What do you consider your greatest achievement in life so far (personal, professional, or both)?

It’s tough to choose a greatest accomplishment. My son (2 months old as I’m writing this) is a pretty big one, but there have been some amazing career highlights such as the launch of products designed by me personally, and Co-directing a STEM kid’s camp (GEERing Up!).

What would you do if you weren’t an Engineer… in alternate universe?

If I wasn’t an engineer, I’d probably be a field biologist. I have a B.Sc. in plant biology and a passion for the outdoors and travel (especially to more remote and northern locales). For now, I’ll settle for mushroom hunting on the weekends and the occasionally photography expedition.

What was your favourite class at UBC, and why?

My favorite class at UBC was actually a 4th year genetics course (I forget the course number). We had a weekly seminar and dug into some pretty fascinating (and newly discovered) things. My favorite engineering course was Mech 325, which introduced basic mechanical components like gears, power screws, etc. This was actually the most relevant course to what I do now.

What do you feel are three habits necessary for highly successful engineers?

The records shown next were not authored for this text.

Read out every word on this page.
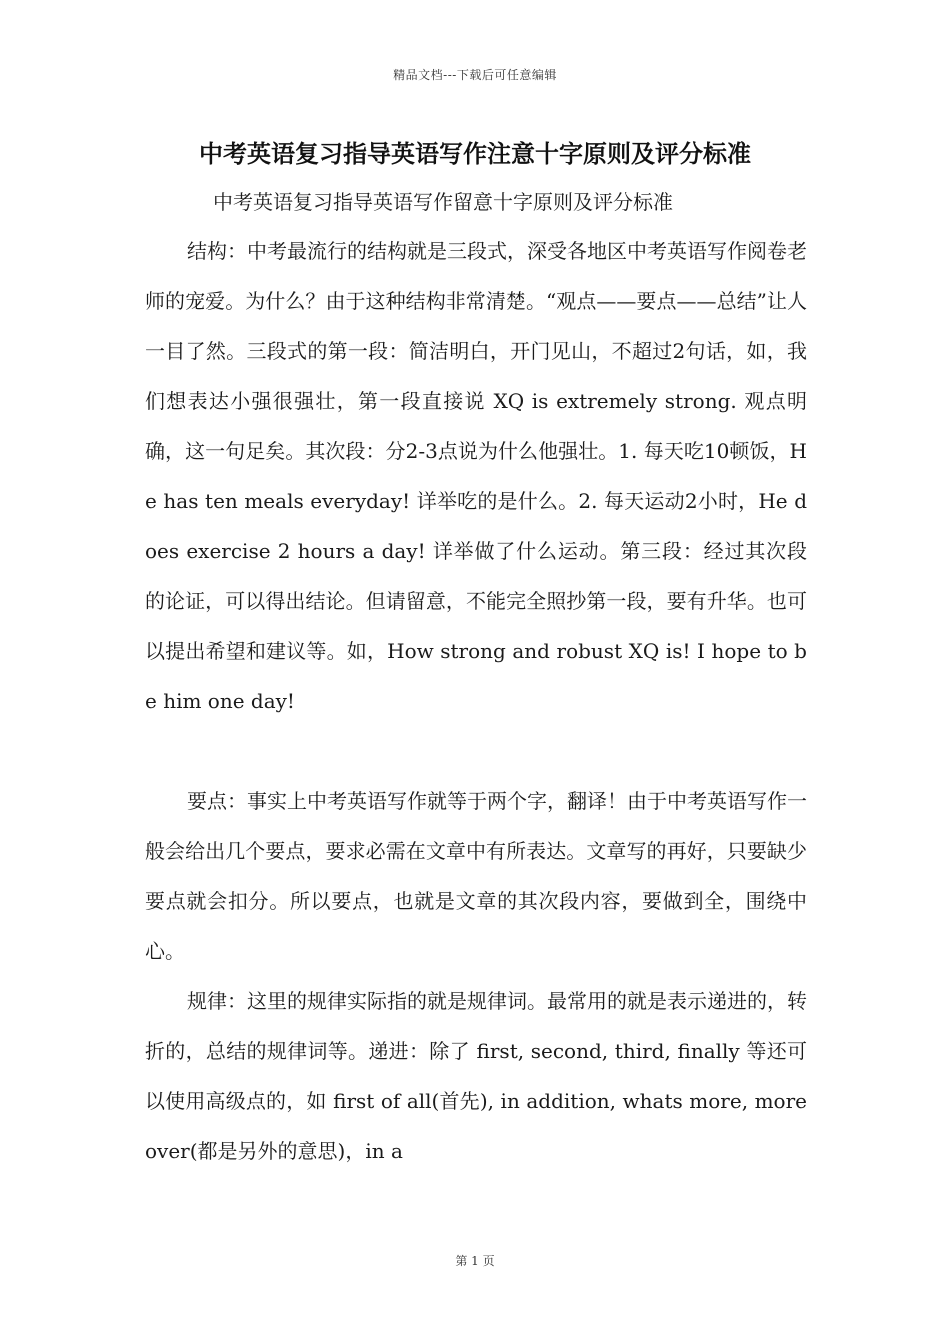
精品文档---下载后可任意编辑
中考英语复习指导英语写作注意十字原则及评分标准
中考英语复习指导英语写作留意十字原则及评分标准

结构：中考最流行的结构就是三段式，深受各地区中考英语写作阅卷老师的宠爱。为什么？由于这种结构非常清楚。“观点——要点——总结”让人一目了然。三段式的第一段：简洁明白，开门见山，不超过2句话，如，我们想表达小强很强壮，第一段直接说 XQ is extremely strong. 观点明确，这一句足矣。其次段：分2-3点说为什么他强壮。1. 每天吃10顿饭，He has ten meals everyday! 详举吃的是什么。2. 每天运动2小时，He does exercise 2 hours a day! 详举做了什么运动。第三段：经过其次段的论证，可以得出结论。但请留意，不能完全照抄第一段，要有升华。也可以提出希望和建议等。如，How strong and robust XQ is! I hope to be him one day!

要点：事实上中考英语写作就等于两个字，翻译！由于中考英语写作一般会给出几个要点，要求必需在文章中有所表达。文章写的再好，只要缺少要点就会扣分。所以要点，也就是文章的其次段内容，要做到全，围绕中心。

规律：这里的规律实际指的就是规律词。最常用的就是表示递进的，转折的，总结的规律词等。递进：除了 first, second, third, finally 等还可以使用高级点的，如 first of all(首先), in addition, whats more, moreover(都是另外的意思)，in a

第 1 页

  1. Curiosity – the drive to dig deep into a problem to really understand the underlying mechanics and related areas. This ensures that we solve the right problem.
  2. Continued Learning – Being excited to read a new book on the design process, or learn about how anodizing is done. The most clever engineers that I know are able to combine ideas or apply past knowledge to tackle new problems in a bunch of different ways. The more tools you have, the more likely you are to be able to come up with solutions.
  3. Hands on experience – Nothing makes you a better part designer than trying to personally machine the parts you’ve designed.

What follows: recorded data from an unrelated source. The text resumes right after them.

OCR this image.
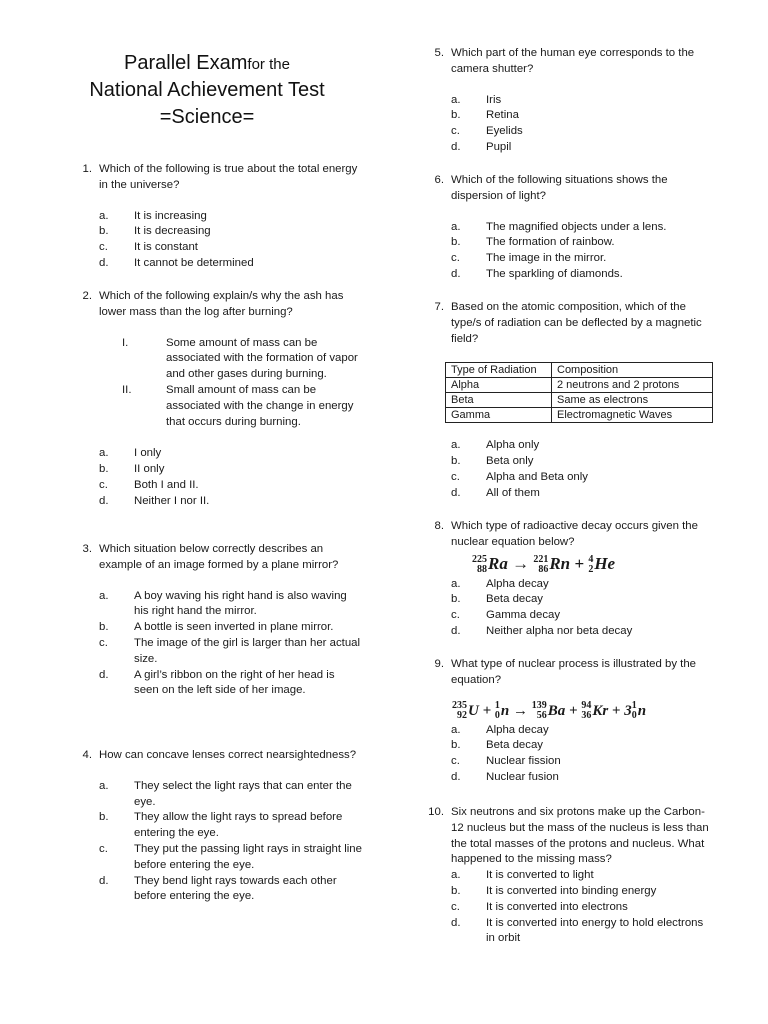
Parallel Examfor the
National Achievement Test
=Science=
1. Which of the following is true about the total energy in the universe?
a. It is increasing
b. It is decreasing
c. It is constant
d. It cannot be determined
2. Which of the following explain/s why the ash has lower mass than the log after burning?
I.	Some amount of mass can be associated with the formation of vapor and other gases during burning.
II.	Small amount of mass can be associated with the change in energy that occurs during burning.
a. I only
b. II only
c. Both I and II.
d. Neither I nor II.
3. Which situation below correctly describes an example of an image formed by a plane mirror?
a. A boy waving his right hand is also waving his right hand the mirror.
b. A bottle is seen inverted in plane mirror.
c. The image of the girl is larger than her actual size.
d. A girl’s ribbon on the right of her head is seen on the left side of her image.
4. How can concave lenses correct nearsightedness?
a. They select the light rays that can enter the eye.
b. They allow the light rays to spread before entering the eye.
c. They put the passing light rays in straight line before entering the eye.
d. They bend light rays towards each other before entering the eye.
5. Which part of the human eye corresponds to the camera shutter?
a. Iris
b. Retina
c. Eyelids
d. Pupil
6. Which of the following situations shows the dispersion of light?
a. The magnified objects under a lens.
b. The formation of rainbow.
c. The image in the mirror.
d. The sparkling of diamonds.
7. Based on the atomic composition, which of the type/s of radiation can be deflected by a magnetic field?
Type of Radiation	Composition
Alpha	2 neutrons and 2 protons
Beta	Same as electrons
Gamma	Electromagnetic Waves
a. Alpha only
b. Beta only
c. Alpha and Beta only
d. All of them
8. Which type of radioactive decay occurs given the nuclear equation below?
225
88 Ra → 221
86 Rn + 4
2 He
a. Alpha decay
b. Beta decay
c. Gamma decay
d. Neither alpha nor beta decay
9. What type of nuclear process is illustrated by the equation?
235
92 U + 1
0 n → 139
56 Ba + 94
36 Kr + 3 1
0 n
a. Alpha decay
b. Beta decay
c. Nuclear fission
d. Nuclear fusion
10. Six neutrons and six protons make up the Carbon-12 nucleus but the mass of the nucleus is less than the total masses of the protons and nucleus. What happened to the missing mass?
a. It is converted to light
b. It is converted into binding energy
c. It is converted into electrons
d. It is converted into energy to hold electrons in orbit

What was your favourite thing to do on campus as a UBC student?

I spent a lot of time playing foosball and video games in the Mech club room. The actual time consumed there was probably only rivaled by classroom time and standing in line at Tim Hortons (which was a group activity undertaken at least twice daily).

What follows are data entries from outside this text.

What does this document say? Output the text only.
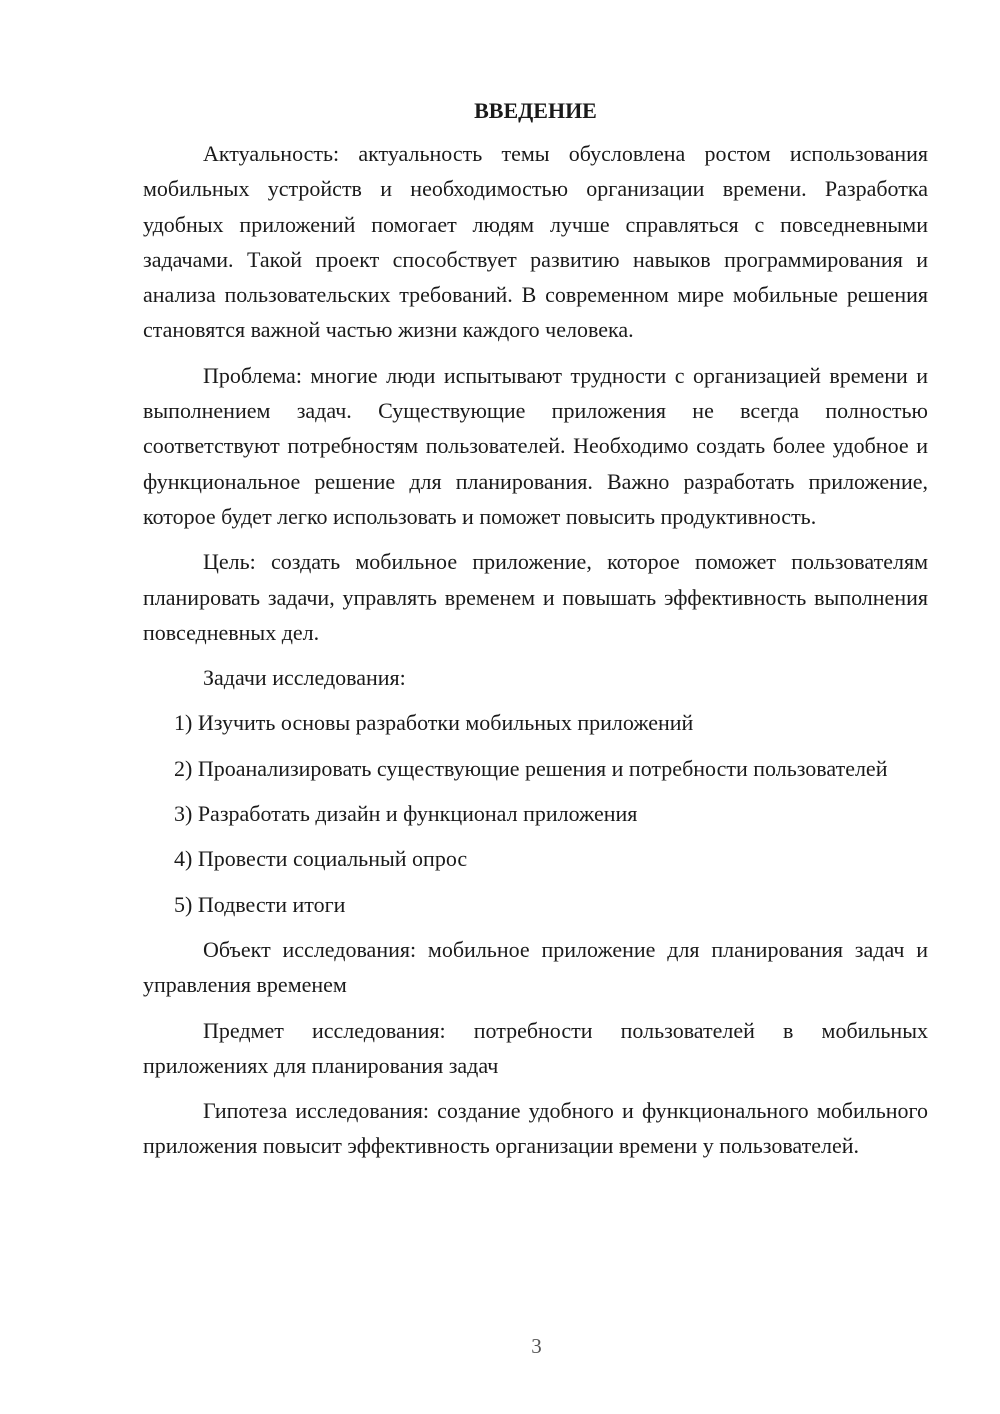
ВВЕДЕНИЕ

Актуальность: актуальность темы обусловлена ростом использования мобильных устройств и необходимостью организации времени. Разработка удобных приложений помогает людям лучше справляться с повседневными задачами. Такой проект способствует развитию навыков программирования и анализа пользовательских требований. В современном мире мобильные решения становятся важной частью жизни каждого человека.

Проблема: многие люди испытывают трудности с организацией времени и выполнением задач. Существующие приложения не всегда полностью соответствуют потребностям пользователей. Необходимо создать более удобное и функциональное решение для планирования. Важно разработать приложение, которое будет легко использовать и поможет повысить продуктивность.

Цель: создать мобильное приложение, которое поможет пользователям планировать задачи, управлять временем и повышать эффективность выполнения повседневных дел.

Задачи исследования:

1) Изучить основы разработки мобильных приложений

2) Проанализировать существующие решения и потребности пользователей

3) Разработать дизайн и функционал приложения

4) Провести социальный опрос

5) Подвести итоги

Объект исследования: мобильное приложение для планирования задач и управления временем

Предмет исследования: потребности пользователей в мобильных приложениях для планирования задач

Гипотеза исследования: создание удобного и функционального мобильного приложения повысит эффективность организации времени у пользователей.

3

What talent do you most wish you had?

A talent that I wish I possessed would be extremely strong programming skills. I can write code, but it’s a slow and clumsy process, with a lot of googling required for debugging. If I could go back about 20 years, I’d start learning programming in high school.

What are the top three things that you would recommend current engineering students do before they graduate?

  1. Really acquire some good hands on skills. Be unrelenting in this pursuit. Don’t let someone else in your design project group do all the machining because she/he has more experience. Don’t let inexperience or a fear of looking foolish or failing hold you back. If you’re embarrassed that you can’t do something well in University, imagine how embarrassing it will be when you’re on the job. Practice now! Join a student team. Go to the shop or the computer lab in your free time and take on a personal project. Be assertive (even if it’s scary or hard)!
  2. Have fun. Do something (or several somethings) that are silly. Join a sports team or try something new (bonus points if it’s an obscure sport or requires a costume). Join a club or visit a departmental club room. Create memories and make some friends that you might not have otherwise met.
  3. Take a co-op or work experience job in a location you might otherwise not have visited or doing something you haven’t really considered for your career. It’s a low risk (you don’t have to move to the Arctic permanently), but will give you some great experience and maybe open your eyes to something (even if it’s just confirming a career path that you definitely don’t want to take).